Doc cleared her throat and tried to seem natural. “What are you all doing here? Don’t tell me this is some sort of intervention,” she quipped, stepping inside and shutting the door behind her.
“Intervention?” Josie grinned. “Why, Doc? Do you have an addiction? Can’t get enough of that O… O… Oooo….” Her voice took on a breathy, high pitched tone that sounded like someone reaching orgasm. “OOOOO-mannnn.”
Doc’s eyes bulged, and she put a finger to her lips. “Shhh!”
Josie waggled her eyebrows.
“It’s not… it’s not whatever you’re thinking,” Doc rushed out, setting the flowers carefully on her desk.
“O… really?” Bethany grinned, raising a skeptical eyebrow.
“Yes, enlighten us, Doc,” Clara added, sitting forward on the couch and putting her chin in her hand. “We’d really love to kn…O.”
“Know what?” Doc asked, feigning innocence. “There’s nothing to know.”
“Right,” Layna smirked. “And we’re just suppOsed to believe that?”
Doc looked at each of her friends, weighing her options. But damn. She was had. They all knew something was cooking in her love life, and they weren’t going to let her off the hook until she gave them a breadcrumb.
“It’s just…”
“Yes?” Josie urged. “In the words of the great Queen Elsa, let it O, let it O…”
Doc crossed her arms, raising an eyebrow at her First Mate’s antics.
“Now, Josie,” Layna drawled. “You know that’s not how that song Os.”
Josie frowned. “O? It isn’t? My mistake. O on, Doc. Fill us in on the details.”
“Come on, you guys.” She’d try to reason with them. “Can’t you just give me a break on this? It’s so new.”
Bethany pretended to check her nails as she mumbled, “That’s not what Mason says.”
Doc frowned. “What?”
“He says you’ve been sampling the O-juice for a while now.” She lifted her eyebrows twice in emphasis. “Squirt, squirt.”
Doc wrinkled her nose. “Ew. You’ve been hanging around Josie too much.”
Bethany shrugged. “Yeah. Probably,” she agreed and then reached over to fist bump Josie.
Something bugged Doc though.
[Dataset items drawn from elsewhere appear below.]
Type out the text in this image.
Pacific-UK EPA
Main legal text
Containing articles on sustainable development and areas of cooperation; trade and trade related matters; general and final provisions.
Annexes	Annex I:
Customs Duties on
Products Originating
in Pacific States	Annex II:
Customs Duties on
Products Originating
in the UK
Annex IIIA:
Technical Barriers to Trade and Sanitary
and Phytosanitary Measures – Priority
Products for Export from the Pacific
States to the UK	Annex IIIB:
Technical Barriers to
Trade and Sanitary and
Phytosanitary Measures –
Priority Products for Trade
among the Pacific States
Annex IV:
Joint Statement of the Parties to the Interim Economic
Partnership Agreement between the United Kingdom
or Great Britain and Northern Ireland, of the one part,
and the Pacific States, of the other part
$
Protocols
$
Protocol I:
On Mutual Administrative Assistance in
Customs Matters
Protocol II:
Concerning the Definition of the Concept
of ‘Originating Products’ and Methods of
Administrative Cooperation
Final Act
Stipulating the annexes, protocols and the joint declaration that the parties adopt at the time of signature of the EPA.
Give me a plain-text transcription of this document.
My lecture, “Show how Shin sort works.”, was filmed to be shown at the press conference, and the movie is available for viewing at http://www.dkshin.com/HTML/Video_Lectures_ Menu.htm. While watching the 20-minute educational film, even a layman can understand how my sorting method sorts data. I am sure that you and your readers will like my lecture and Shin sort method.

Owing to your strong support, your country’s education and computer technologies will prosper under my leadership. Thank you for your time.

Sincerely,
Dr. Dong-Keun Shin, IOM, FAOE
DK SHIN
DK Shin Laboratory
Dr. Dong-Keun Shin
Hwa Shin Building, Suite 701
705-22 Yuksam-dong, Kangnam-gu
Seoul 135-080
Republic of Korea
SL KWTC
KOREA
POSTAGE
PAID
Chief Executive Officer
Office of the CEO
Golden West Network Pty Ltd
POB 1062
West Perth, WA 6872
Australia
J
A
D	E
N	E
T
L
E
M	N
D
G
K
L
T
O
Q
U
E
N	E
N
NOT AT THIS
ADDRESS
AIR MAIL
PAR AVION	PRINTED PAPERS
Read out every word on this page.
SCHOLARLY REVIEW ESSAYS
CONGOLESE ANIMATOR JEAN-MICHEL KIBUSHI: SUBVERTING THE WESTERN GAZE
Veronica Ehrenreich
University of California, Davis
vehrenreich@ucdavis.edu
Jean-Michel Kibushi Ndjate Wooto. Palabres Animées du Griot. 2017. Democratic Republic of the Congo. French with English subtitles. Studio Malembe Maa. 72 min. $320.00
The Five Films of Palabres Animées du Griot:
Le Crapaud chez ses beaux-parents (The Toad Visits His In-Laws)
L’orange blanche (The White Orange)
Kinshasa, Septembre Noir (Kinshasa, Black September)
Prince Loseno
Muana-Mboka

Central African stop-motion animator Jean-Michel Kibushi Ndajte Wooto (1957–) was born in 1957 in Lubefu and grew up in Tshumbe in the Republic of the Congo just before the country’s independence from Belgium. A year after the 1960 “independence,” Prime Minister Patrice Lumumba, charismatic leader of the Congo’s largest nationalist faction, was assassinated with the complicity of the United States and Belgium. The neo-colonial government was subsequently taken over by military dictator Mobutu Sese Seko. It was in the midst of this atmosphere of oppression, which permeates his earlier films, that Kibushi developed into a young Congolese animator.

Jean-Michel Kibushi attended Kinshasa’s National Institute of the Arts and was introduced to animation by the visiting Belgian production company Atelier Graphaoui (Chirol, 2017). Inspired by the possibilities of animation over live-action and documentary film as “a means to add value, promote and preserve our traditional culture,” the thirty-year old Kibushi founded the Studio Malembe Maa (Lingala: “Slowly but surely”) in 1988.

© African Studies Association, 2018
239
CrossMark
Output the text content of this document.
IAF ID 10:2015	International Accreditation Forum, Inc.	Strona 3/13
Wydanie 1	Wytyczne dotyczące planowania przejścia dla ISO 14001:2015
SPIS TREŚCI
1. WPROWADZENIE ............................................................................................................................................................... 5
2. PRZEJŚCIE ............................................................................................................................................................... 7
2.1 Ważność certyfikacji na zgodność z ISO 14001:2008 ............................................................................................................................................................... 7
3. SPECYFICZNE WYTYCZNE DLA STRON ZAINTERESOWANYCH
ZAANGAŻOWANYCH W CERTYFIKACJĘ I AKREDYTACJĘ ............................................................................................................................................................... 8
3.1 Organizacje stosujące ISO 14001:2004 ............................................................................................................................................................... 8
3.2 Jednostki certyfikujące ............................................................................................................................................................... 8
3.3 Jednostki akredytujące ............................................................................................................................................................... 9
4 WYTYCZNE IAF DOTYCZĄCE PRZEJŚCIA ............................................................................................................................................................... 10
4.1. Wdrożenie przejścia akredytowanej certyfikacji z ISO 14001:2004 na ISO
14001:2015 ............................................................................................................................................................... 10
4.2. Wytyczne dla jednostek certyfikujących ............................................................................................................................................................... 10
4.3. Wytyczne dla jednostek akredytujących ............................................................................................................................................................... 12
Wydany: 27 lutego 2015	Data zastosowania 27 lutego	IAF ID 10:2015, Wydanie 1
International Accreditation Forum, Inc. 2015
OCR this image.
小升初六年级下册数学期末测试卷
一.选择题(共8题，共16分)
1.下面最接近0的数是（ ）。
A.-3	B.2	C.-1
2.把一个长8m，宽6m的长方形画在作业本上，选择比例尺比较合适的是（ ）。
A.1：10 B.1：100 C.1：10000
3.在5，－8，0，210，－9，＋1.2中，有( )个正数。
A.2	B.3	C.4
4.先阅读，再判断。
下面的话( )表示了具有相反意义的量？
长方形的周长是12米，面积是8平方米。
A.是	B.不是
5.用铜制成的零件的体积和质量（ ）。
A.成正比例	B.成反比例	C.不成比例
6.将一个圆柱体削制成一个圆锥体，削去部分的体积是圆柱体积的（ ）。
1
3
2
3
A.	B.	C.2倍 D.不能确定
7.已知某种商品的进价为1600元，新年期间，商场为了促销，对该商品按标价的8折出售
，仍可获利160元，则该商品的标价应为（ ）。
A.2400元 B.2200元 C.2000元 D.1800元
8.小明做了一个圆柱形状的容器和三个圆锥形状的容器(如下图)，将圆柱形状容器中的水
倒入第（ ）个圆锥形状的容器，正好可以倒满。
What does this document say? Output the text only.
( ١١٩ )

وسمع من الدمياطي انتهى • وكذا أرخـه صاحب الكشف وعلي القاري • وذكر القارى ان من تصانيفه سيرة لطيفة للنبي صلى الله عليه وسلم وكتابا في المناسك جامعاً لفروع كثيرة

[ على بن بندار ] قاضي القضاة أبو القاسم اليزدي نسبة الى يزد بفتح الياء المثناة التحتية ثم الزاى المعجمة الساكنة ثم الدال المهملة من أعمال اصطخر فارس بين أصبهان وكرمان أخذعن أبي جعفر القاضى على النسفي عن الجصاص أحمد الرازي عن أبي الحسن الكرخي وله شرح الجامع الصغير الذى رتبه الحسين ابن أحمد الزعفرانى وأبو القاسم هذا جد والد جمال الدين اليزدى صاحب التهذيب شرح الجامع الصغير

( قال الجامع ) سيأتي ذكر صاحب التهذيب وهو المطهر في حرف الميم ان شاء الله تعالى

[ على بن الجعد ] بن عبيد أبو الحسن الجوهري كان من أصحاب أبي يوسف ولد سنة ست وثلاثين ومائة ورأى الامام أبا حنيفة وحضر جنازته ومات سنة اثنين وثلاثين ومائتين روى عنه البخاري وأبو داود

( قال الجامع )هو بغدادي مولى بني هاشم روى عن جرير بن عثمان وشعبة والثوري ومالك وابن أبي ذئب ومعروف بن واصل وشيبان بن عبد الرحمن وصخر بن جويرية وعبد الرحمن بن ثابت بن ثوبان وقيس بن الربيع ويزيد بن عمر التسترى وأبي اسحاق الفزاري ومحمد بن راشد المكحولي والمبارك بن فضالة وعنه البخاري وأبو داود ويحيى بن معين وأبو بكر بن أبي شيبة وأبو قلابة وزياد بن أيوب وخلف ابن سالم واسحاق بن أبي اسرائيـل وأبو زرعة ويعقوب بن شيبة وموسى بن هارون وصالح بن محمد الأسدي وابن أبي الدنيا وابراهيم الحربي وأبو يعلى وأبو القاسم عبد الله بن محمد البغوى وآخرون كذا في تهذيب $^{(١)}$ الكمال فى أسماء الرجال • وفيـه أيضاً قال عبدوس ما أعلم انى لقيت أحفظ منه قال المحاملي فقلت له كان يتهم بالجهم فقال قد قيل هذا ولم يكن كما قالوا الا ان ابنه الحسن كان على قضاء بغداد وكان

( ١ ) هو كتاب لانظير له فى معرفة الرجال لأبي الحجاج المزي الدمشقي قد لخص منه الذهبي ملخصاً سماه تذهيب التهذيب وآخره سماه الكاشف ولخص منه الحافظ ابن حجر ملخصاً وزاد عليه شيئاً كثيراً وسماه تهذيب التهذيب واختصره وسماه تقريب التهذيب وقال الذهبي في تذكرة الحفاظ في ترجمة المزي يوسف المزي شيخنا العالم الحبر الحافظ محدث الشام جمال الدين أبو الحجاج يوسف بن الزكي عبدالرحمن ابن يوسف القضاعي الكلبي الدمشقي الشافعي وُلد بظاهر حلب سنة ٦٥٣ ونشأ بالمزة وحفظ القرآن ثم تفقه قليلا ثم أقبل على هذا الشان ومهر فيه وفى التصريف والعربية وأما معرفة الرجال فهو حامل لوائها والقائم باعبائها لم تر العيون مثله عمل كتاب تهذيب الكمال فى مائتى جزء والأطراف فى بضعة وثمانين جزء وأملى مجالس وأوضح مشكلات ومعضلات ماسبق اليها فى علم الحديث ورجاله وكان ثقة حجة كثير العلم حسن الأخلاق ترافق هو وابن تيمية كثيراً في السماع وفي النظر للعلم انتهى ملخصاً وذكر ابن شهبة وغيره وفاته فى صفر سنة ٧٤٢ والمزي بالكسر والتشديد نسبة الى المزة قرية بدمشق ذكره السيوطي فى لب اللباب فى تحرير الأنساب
How did Mason know about her and Owyn? He’d left his scent on her only yesterday. How would the other cat know they’d been together for longer?
Doc shook her head. “It’s complicated.”
“I’m sure it is,” Bailey said, showing genuine compassion underneath her wide grin.
“What we had before was… different. This,” Doc gestured to the flowers. “This is brand new.”
They were quiet for a moment, absorbing that tiny speck of information.
“Aww,” Clara gushed. “Your love story is in the baby stage. Just beginning.”
But that wasn’t quite true. Their love story started many years ago in a bar in Northwest Arkansas. When the devastation of a brutal forced mating brought them together under a common goal. When an honorable male promised her safety with no expectation of anything in return.
The only thing that had changed was time and their circumstances. Time had taught her Owyn was trustworthy, and their circumstances had altered to allow them to be honest about their feelings.
But these females wouldn’t understand what they’d gone through to get here. And it was private. Between her and Owyn. Hidden in the recesses of their heart.
Doc smiled because she couldn’t help herself. “There is one thing I can tell you.”
They were on the edge of their seats.
“He’s a good man. A mighty good man.”
They blinked practically in unison.
“Wait,” Layna said. “That’s it? That’s all you’re going to divulge? And to think, I missed breakfast for this.”
Doc grinned wide. “That’s all you need to kn…O.”
Chapter Ten
Owyn pulled his truck into the parking spot nearest to the front door and took a deep breath. He hadn’t seen Doc all day. And not for lack of trying. Every time he found a spare minute to run her down, something came up.
First it was the generators. Renner tested them weekly to make sure they’d run properly if bad weather decided to strike. But today, neither machine would start. He and Renner worked for hours, trying to jog whatever was hanging them up, to no avail. They’d have to call a mechanic in the morning.
Then it was a dead tree branch that had fallen over the main road into the lodge. The damn thing was nearly a tree itself, and it had taken him and Clara two hours to turn it into firewood and haul it to the shed.